The Israeli security guard who was attacked by a terrorist and shot two people in defense in Jordan is to be questioned by Israeli police. Police said in a statement that the questioning is required under international law, as the security guard was sent back home Monday after Israel claimed that he was covered by diplomatic immunity.
The guard, known as Ziv, shot a 17-year-old terrorist Sunday night who attacked him while doing work in an apartment rented by the Israeli embassy in Amman. Wounded in the incident – and eventually dying of his wounds – was the owner of the apartment. The guard immediately went to the embassy, with Jordanian officials demanding that he be surrendered. Israel refused, citing diplomatic immunity. After hours of negotiations, Jordan issued authorization for the security guard to leave. Under international laws and covering diplomatic immunity, Israel is required to question Ziv. The transcript and findings of the interrogation will be forwarded to Jordan. He could be prosecuted in Israel if police find cause to do so, police said.

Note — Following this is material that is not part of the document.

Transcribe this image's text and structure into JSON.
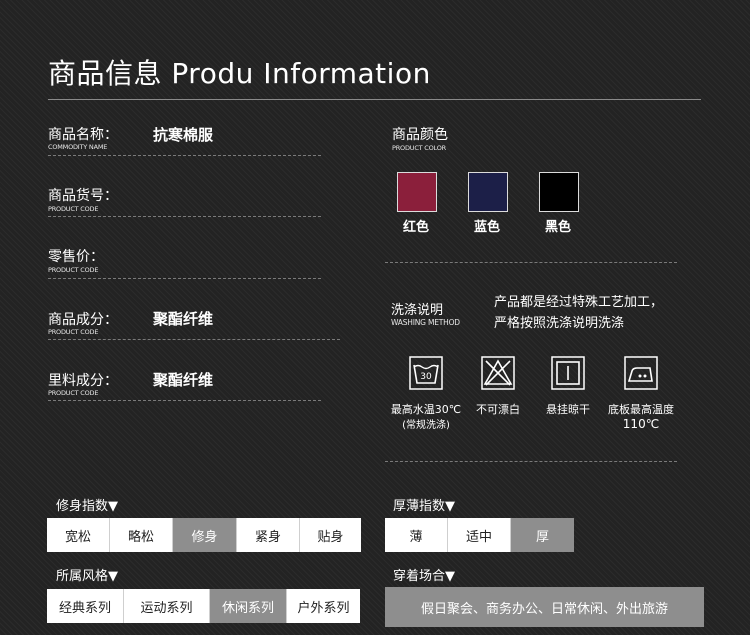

Prime Minister Binyamin Netanyahu met with Ziv and other staff who returned from Jordan on Tuesday. Netanyahu said that he was “happy to see you, and happy that things worked out. You acted appropriately – logically and with determination. We had an obligation to bring you home, and we did.”
Speaking to Jordanian media, Jordanian Foreign Minister Ayman Safadi said that Israel had blown the story far out of proportion. “Israel tried to portray the story as a diplomatic crisis, with their personnel held ‘prisoner’ inside the embassy, and now they are celebrating their ‘release.’ This is an absurd twist on the story. This was nothing more than a criminal incident. Israel is expected to pay reparations to the family of the owner of the apartment who was killed in this incident.”